Conventional non-surgical therapy methods

  • Analgesics (painkillers), muscle relaxants (drugs that relax the muscles), and glucocorticoids, if necessary.
  • Infiltration therapy or therapeutic local anesthesia (TLA; injection of local anesthetics to nerves, muscles, or painful regions) with and without the addition of glucocorticoids or glucose (proliferation therapy) is a possible therapeutic option. Performing TLA under X-ray or CT assistance increases the success rate. Indications (areas of application) for TLA are:
    • Epidural infiltrations in mediolateral polrap, in spinal stenosis (narrowing of the spinal canal).
    • Transforaminal injection in lateral (lateral) disc prolapse (herniated disc).
    • Facet joint infiltration (FGI) – interventional radiological procedure for the treatment of painful facet joints; this involves an injection of locally active drugs in the immediate vicinity (periarticular) to the facet joints, as well as in the joint capsule (intraarticular).
    • Sacroiliac joint injection

Operative therapy

  • Surgical therapy is required in only 1-3% of all patients with degenerative spinal changes!

Nutritional medicine

  • Nutritional counseling based on nutritional analysis
  • Nutritional recommendations according to a mixed diet taking into account the disease at hand. This means, among other things:
    • A total of 5 servings of fresh vegetables and fruit daily (≥ 400 g; 3 servings of vegetables and 2 servings of fruit).
    • High-fiber diet (whole grains, vegetables).
  • Observance of the following special dietary recommendations:
    • Diet rich in:
      • Omega-3 fatty acids – fresh sea fish once or twice a week, i.e. fatty sea fish such as salmon, herring, mackerel.
  • Selection of appropriate food based on the nutritional analysis
  • See also under “Therapy with micronutrients (vital substances)” – if necessary, taking a suitable dietary supplement.
  • Detailed information on nutritional medicine you will receive from us.

Sports Medicine

  • Endurance training (cardio training) and strength training (muscle training).
  • Preparation of a fitness plan with appropriate sports disciplines based on a medical check (health check or athlete check).
  • Detailed information on sports medicine you will receive from us.
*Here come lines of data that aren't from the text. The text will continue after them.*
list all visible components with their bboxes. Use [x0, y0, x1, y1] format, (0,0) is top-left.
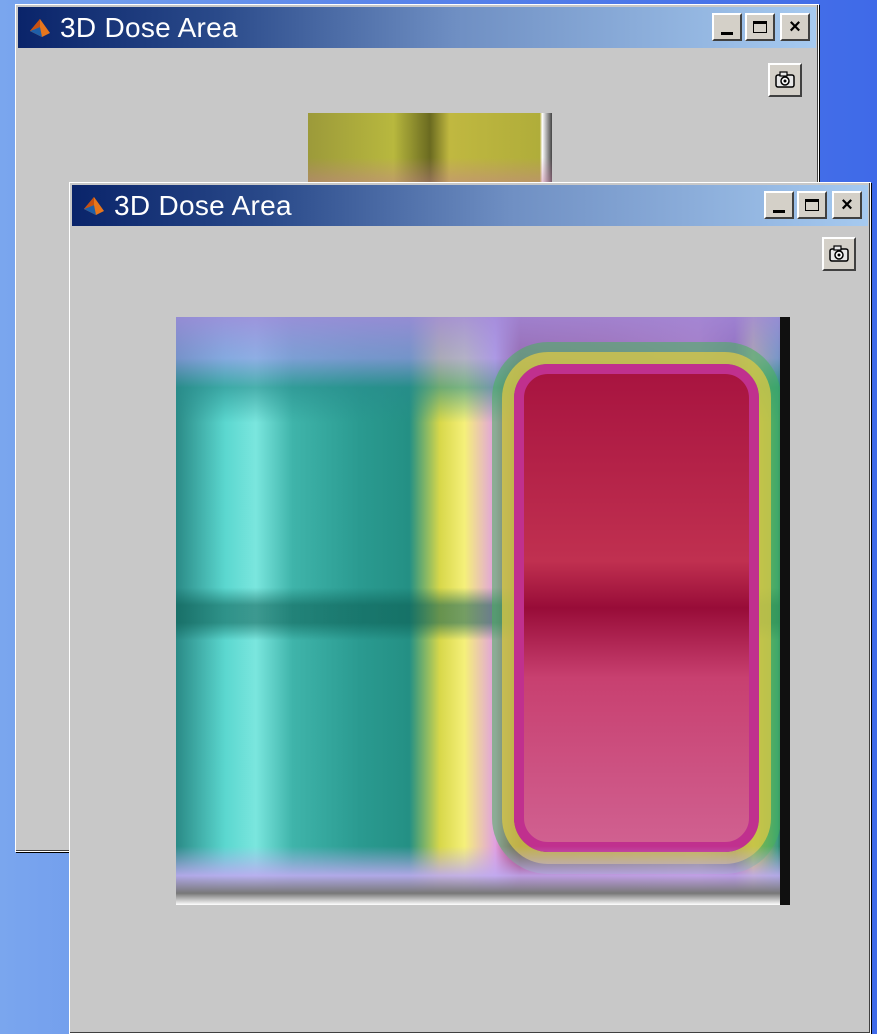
maximize-icon: [753, 21, 767, 33]
window-title: 3D Dose Area: [114, 189, 292, 221]
minimize-button[interactable]: [764, 191, 794, 219]
close-button[interactable]: ×: [832, 191, 862, 219]
window-title: 3D Dose Area: [60, 11, 238, 43]
title-bar[interactable]: 3D Dose Area ×: [72, 185, 868, 226]
title-bar[interactable]: 3D Dose Area ×: [18, 7, 816, 48]
close-icon: ×: [789, 15, 801, 38]
active-window[interactable]: 3D Dose Area ×: [69, 182, 871, 1034]
minimize-button[interactable]: [712, 13, 742, 41]
matlab-icon: [84, 196, 104, 215]
camera-button[interactable]: [822, 237, 856, 271]
camera-button[interactable]: [768, 63, 802, 97]
window-controls: ×: [712, 13, 810, 41]
window-controls: ×: [764, 191, 862, 219]
maximize-button[interactable]: [745, 13, 775, 41]
dose-image: [176, 317, 790, 905]
close-icon: ×: [841, 193, 853, 216]
maximize-icon: [805, 199, 819, 211]
matlab-icon: [30, 18, 50, 37]
camera-icon: [829, 245, 849, 262]
minimize-icon: [773, 209, 785, 213]
close-button[interactable]: ×: [780, 13, 810, 41]
camera-icon: [775, 71, 795, 88]
dose-image: [308, 113, 552, 187]
maximize-button[interactable]: [797, 191, 827, 219]
minimize-icon: [721, 31, 733, 35]
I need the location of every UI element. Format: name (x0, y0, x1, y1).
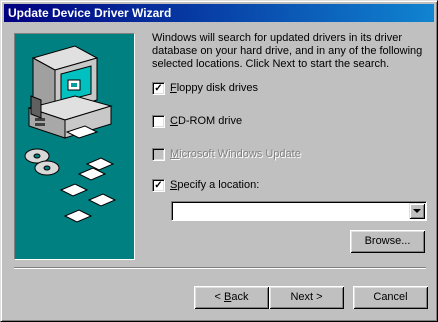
browse-button[interactable]: Browse... (350, 230, 425, 253)
back-button[interactable]: < Back (194, 286, 269, 309)
floppy-checkbox[interactable]: ✓ (152, 82, 165, 95)
windows-update-label: Microsoft Windows Update (170, 148, 301, 160)
cdrom-label: CD-ROM drive (170, 115, 243, 127)
cdrom-checkbox[interactable] (152, 115, 165, 128)
next-button[interactable]: Next > (269, 286, 344, 309)
cd-disc-icon (24, 148, 60, 176)
chevron-down-icon[interactable] (409, 203, 425, 219)
separator (14, 267, 426, 269)
cancel-button[interactable]: Cancel (353, 286, 428, 309)
windows-update-checkbox (152, 148, 165, 161)
location-combobox[interactable] (171, 201, 427, 221)
title-bar[interactable]: Update Device Driver Wizard (4, 4, 434, 22)
location-checkbox[interactable]: ✓ (152, 179, 165, 192)
wizard-illustration (14, 33, 135, 260)
floppy-disk-icon (59, 157, 117, 223)
floppy-label: Floppy disk drives (170, 82, 259, 94)
window-title: Update Device Driver Wizard (8, 6, 172, 20)
wizard-window: Update Device Driver Wizard Windows will… (0, 0, 438, 322)
computer-illustration (24, 45, 117, 223)
location-label: Specify a location: (170, 179, 260, 191)
description-text: Windows will search for updated drivers … (152, 32, 423, 70)
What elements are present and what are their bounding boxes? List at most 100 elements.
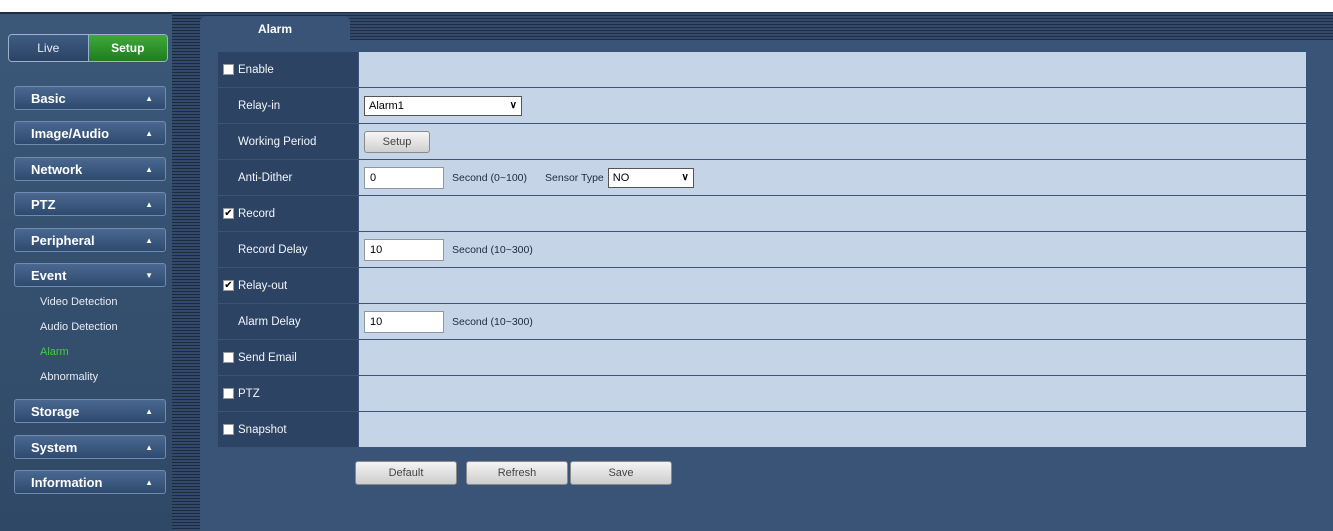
send-email-label-cell: Send Email [218,340,358,376]
alarm-delay-label: Alarm Delay [218,304,358,340]
alarm-delay-unit: Second (10~300) [452,315,533,328]
working-period-value-cell: Setup [358,124,1306,160]
snapshot-label-cell: Snapshot [218,412,358,448]
menu-network-label: Network [31,161,83,177]
expand-arrow-icon: ▲ [145,236,153,245]
sidebar-divider-strip [172,12,200,531]
anti-dither-value-cell: 0 Second (0~100) Sensor Type NO ∨ [358,160,1306,196]
menu-system[interactable]: System ▲ [14,435,166,459]
snapshot-value-cell [358,412,1306,448]
ptz-label-cell: PTZ [218,376,358,412]
anti-dither-input[interactable]: 0 [364,166,444,189]
enable-label: Enable [238,63,274,76]
ptz-checkbox[interactable] [223,388,234,399]
row-ptz: PTZ [218,376,1306,412]
expand-arrow-icon: ▲ [145,407,153,416]
live-button[interactable]: Live [9,35,88,61]
row-relay-out: ✔ Relay-out [218,268,1306,304]
send-email-label: Send Email [238,351,297,364]
relay-in-value-cell: Alarm1 ∨ [358,88,1306,124]
ptz-label: PTZ [238,387,260,400]
record-delay-unit: Second (10~300) [452,243,533,256]
menu-peripheral[interactable]: Peripheral ▲ [14,228,166,252]
relay-out-value-cell [358,268,1306,304]
relay-in-select[interactable]: Alarm1 ∨ [364,95,522,116]
anti-dither-unit: Second (0~100) [452,171,528,184]
expand-arrow-icon: ▲ [145,94,153,103]
tab-alarm[interactable]: Alarm [200,16,350,42]
row-enable: Enable [218,52,1306,88]
ptz-value-cell [358,376,1306,412]
relay-in-label: Relay-in [218,88,358,124]
sensor-type-select[interactable]: NO ∨ [607,167,694,188]
menu-information-label: Information [31,474,103,490]
row-snapshot: Snapshot [218,412,1306,448]
alarm-delay-input[interactable]: 10 [364,310,444,333]
record-delay-input[interactable]: 10 [364,238,444,261]
menu-network[interactable]: Network ▲ [14,157,166,181]
default-button[interactable]: Default [355,461,457,485]
mode-switch: Live Setup [8,34,168,62]
menu-ptz-label: PTZ [31,196,56,212]
menu-peripheral-label: Peripheral [31,232,95,248]
relay-out-checkbox[interactable]: ✔ [223,280,234,291]
working-period-setup-button[interactable]: Setup [364,130,430,153]
submenu-video-detection[interactable]: Video Detection [40,296,117,308]
menu-storage-label: Storage [31,403,80,419]
record-checkbox[interactable]: ✔ [223,208,234,219]
expand-arrow-icon: ▲ [145,443,153,452]
sensor-type-selected: NO [612,171,630,184]
menu-image-audio[interactable]: Image/Audio ▲ [14,121,166,145]
chevron-down-icon: ∨ [681,172,689,183]
relay-out-label-cell: ✔ Relay-out [218,268,358,304]
chevron-down-icon: ∨ [509,100,517,111]
enable-label-cell: Enable [218,52,358,88]
working-period-label: Working Period [218,124,358,160]
expand-arrow-icon: ▲ [145,478,153,487]
menu-storage[interactable]: Storage ▲ [14,399,166,423]
record-value-cell [358,196,1306,232]
expand-arrow-icon: ▲ [145,129,153,138]
expand-arrow-icon: ▲ [145,165,153,174]
snapshot-checkbox[interactable] [223,424,234,435]
menu-event[interactable]: Event ▼ [14,263,166,287]
setup-button[interactable]: Setup [87,35,167,61]
anti-dither-label: Anti-Dither [218,160,358,196]
relay-out-label: Relay-out [238,279,288,292]
row-relay-in: Relay-in Alarm1 ∨ [218,88,1306,124]
send-email-checkbox[interactable] [223,352,234,363]
snapshot-label: Snapshot [238,423,287,436]
row-record: ✔ Record [218,196,1306,232]
relay-in-selected: Alarm1 [369,99,404,112]
submenu-alarm[interactable]: Alarm [40,346,69,358]
menu-information[interactable]: Information ▲ [14,470,166,494]
row-send-email: Send Email [218,340,1306,376]
save-button[interactable]: Save [570,461,672,485]
alarm-delay-value-cell: 10 Second (10~300) [358,304,1306,340]
sidebar: Live Setup Basic ▲ Image/Audio ▲ Network… [0,12,172,531]
row-working-period: Working Period Setup [218,124,1306,160]
record-label-cell: ✔ Record [218,196,358,232]
refresh-button[interactable]: Refresh [466,461,568,485]
menu-basic[interactable]: Basic ▲ [14,86,166,110]
top-bar [200,12,1333,40]
row-anti-dither: Anti-Dither 0 Second (0~100) Sensor Type… [218,160,1306,196]
menu-system-label: System [31,439,78,455]
menu-basic-label: Basic [31,90,66,106]
row-record-delay: Record Delay 10 Second (10~300) [218,232,1306,268]
send-email-value-cell [358,340,1306,376]
record-delay-value-cell: 10 Second (10~300) [358,232,1306,268]
submenu-abnormality[interactable]: Abnormality [40,371,98,383]
record-delay-label: Record Delay [218,232,358,268]
record-label: Record [238,207,276,220]
menu-event-label: Event [31,267,67,283]
row-alarm-delay: Alarm Delay 10 Second (10~300) [218,304,1306,340]
submenu-audio-detection[interactable]: Audio Detection [40,321,118,333]
collapse-arrow-icon: ▼ [145,271,153,280]
menu-ptz[interactable]: PTZ ▲ [14,192,166,216]
menu-image-audio-label: Image/Audio [31,125,110,141]
sensor-type-label: Sensor Type [545,171,604,184]
enable-value-cell [358,52,1306,88]
enable-checkbox[interactable] [223,64,234,75]
expand-arrow-icon: ▲ [145,200,153,209]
Physical therapy (including physiotherapy)

The following are recommended for uncomplicated back pain:

  • Heat applications (hot bath or red light applications).
  • Cold applications – gel or ice pack in the temperature range of ideally 10 to 15 degrees; several times a day for about 3 minutes to cool the painful area.
  • Massages
  • Shortwave treatment
  • Ultrasound applications
  • Remedial gymnastics or physiotherapy (compensation for individual deficits: eg, limited mobility; reduced muscle strength, etc.).

Psychotherapy

  • If necessary, psychotherapy or stress management
  • Behavioral therapy should result in improved function and pain relief.
  • Detailed information on psychosomatic medicine (including stress management) is available from us.

Complementary treatment methods

  • Chiropractic – Chiropractic method to release blockages in the spine.
  • The effectiveness of acupuncture in the treatment of back pain has not yet been clearly proven, but it can still be tried as an adjunctive measure.
  • Transcutaneous electrical nerve stimulation (TENS) – The effectiveness of this method in acute pain has not yet been adequately established. Case reports provide evidence for a good effect with TENS in lumbago.

Training

  • Back school or back exercises Back school is recommended for people who suffer from uncomplicated back pain for more than six weeks and for whom other therapeutic measures have not helped.